During a lecture he gave at Cornell University on Thursday, Bill George, the chief author of the book, encouraged students to be a new generation of leaders who stay true to their hearts. George also repeated the mantra, "My generation messed up." He ascribed the entire economic downturn and turmoil in recent years to a failure of leadership, especially from Wall Street.
When asked about the Occupy Wall Street movement now spreading all over the United States, Bill George frowned and said, "They are holding up mirrors for us, and asking: 'do you like what you see in it?' I don't like what I see. That's myself...that I don't like."
Ever since the first group of young people gathered near Wall Street in mid-September, the protest has been criticized for being fluid, fractured, lacking a clear goal, and aimed at the wrong target.
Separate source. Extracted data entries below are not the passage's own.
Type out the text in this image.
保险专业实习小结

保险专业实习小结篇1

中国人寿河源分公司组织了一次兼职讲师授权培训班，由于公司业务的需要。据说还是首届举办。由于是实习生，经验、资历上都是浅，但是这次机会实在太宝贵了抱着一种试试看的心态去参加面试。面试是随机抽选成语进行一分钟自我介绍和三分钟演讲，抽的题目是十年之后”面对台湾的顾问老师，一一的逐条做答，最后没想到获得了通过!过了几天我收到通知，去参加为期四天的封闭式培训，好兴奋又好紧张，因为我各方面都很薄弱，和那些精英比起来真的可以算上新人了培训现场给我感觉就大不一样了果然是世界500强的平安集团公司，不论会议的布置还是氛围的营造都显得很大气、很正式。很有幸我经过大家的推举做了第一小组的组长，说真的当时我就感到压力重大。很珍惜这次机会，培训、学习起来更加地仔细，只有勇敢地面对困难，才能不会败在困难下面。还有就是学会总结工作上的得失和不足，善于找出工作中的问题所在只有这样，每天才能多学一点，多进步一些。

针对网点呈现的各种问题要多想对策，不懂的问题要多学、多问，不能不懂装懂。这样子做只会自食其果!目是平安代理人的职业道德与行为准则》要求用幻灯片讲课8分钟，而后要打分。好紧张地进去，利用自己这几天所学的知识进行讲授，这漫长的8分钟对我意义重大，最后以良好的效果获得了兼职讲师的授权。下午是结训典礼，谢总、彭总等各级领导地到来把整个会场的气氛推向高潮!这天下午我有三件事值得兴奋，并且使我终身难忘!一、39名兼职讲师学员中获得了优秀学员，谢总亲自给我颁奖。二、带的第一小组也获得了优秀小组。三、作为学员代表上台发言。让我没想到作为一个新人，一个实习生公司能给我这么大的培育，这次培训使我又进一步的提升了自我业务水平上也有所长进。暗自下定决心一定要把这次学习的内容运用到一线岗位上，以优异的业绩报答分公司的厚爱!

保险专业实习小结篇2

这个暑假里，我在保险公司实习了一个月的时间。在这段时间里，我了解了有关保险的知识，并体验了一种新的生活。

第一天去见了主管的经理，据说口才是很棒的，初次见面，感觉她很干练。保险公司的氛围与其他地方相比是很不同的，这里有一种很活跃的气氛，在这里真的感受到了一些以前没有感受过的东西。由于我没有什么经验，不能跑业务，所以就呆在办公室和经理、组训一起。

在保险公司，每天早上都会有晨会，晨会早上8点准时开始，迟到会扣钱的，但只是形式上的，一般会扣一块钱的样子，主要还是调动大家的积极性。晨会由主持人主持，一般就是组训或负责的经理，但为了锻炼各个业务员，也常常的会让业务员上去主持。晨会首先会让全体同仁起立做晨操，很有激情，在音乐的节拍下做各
Yet, after more than a month of demonstrations and protestors "occupying" more than 450 locations in the U.S., "leaders" in the country eventually realized that they have to face the truth: something is going wrong.
It is easy to understand that from the Wall Street black-ties' point of view, a bunch of youngsters dancing, painting, and playing musical instruments near the Financial District is pure fandangle. But now, with hundreds of thousands of people voicing the same concerns, the message is clear: economic and social inequality has increasingly become a problem.
The income ratio in the U.S. was 14.5 to 1 in 2010, which almost doubled the ratio of 1968 (7.69 to 1). Today, the top 20% of Americans are earning roughly half of the nation's income, whereas 15% of the population below the poverty line is only making 3.4%. While protestors' claims that "1% of the people have 99% of the wealth" may not be accurate, the anger and depression among the "have-nots" are real.